Researcher in Modeling of aerosols, cold clouds and climate

Lund University, Lund, Sweden
Closing date: 16 April 2024

Clouds largely determine the Earth’s radiation budget and hence also the climate. Any changes in their properties, which depend on aerosol conditions of chemistry and loading, can reinforce or offset any climate change. In fact, most of the uncertainty about how much global warming will occur in future, for a given emissions scenario of greenhouse gases, is linked to issues of how to represent clouds in numerical climate models.

Most of the volume of the troposphere is subzero. There any clouds at least partly consist of ice. There has been controversy about initiation of ice in clouds, especially regarding the identity of aerosol species (‘ice nuclei’) initiating the first ice and whether their action is appreciably time dependent.

This project aims to simulate the effects from time-dependent activity of ice nucleus aerosols and to investigate the climate impact from anthropogenic changes in their loadings.. We have represented ice initiation in the cloud schemes of a global model using more accurate treatment of microphysical processes, informed by our lab data. This is part of a collaboration between atmospheric modelers in Sweden at Lund, in USA and in Norway at Oslo.
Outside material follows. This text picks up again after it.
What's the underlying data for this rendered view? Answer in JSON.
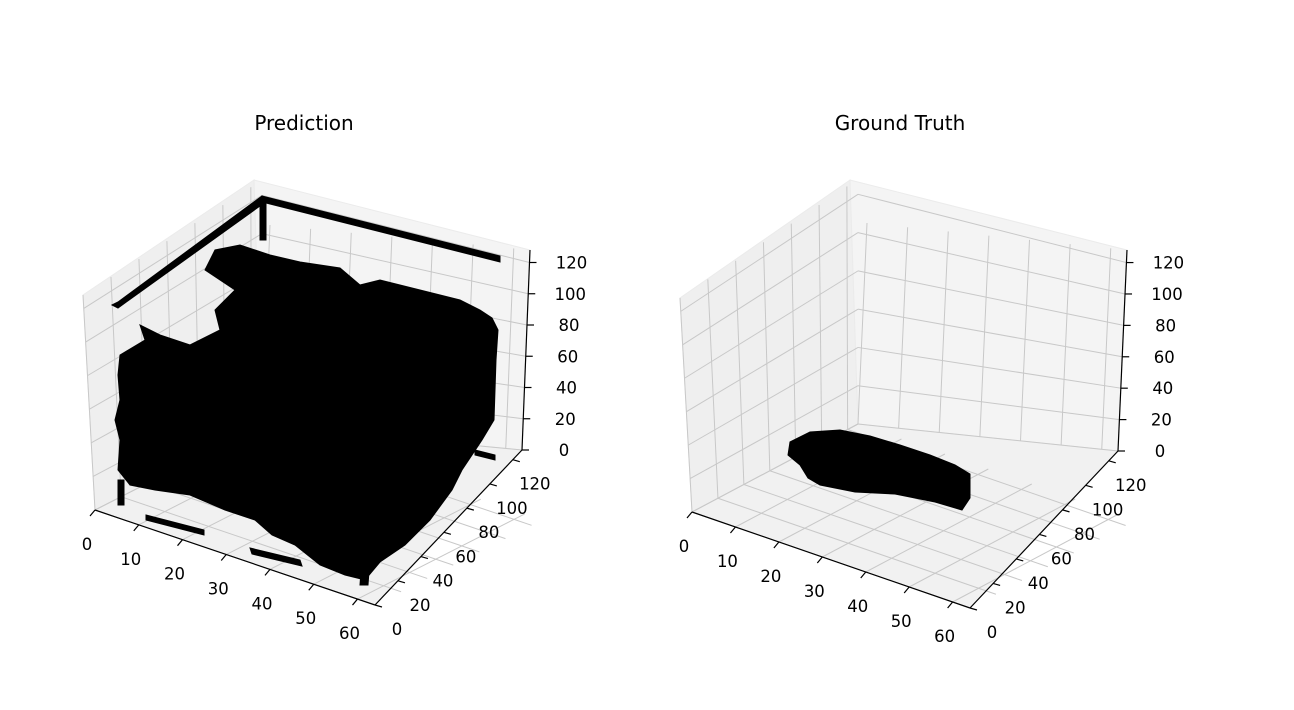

A researcher position for one year is to be filled in the project.

Work duties

The main duties will involve doing research by numerical modelling. The researcher will further develop some microphysics schemes in the stratiform and convective cloud parameterizations of a global model. Satellite and other observations will be collected to verify the accuracy of the global model developments. Impacts on the global climate from anthropogenic changes in ice-nucleating aerosols are to be evaluated.

This will involve coding with FORTRAN 90 in a linux environment. The work will be performed in a team of atmospheric modellers at the Department of Physical Geography and Ecosystem Science.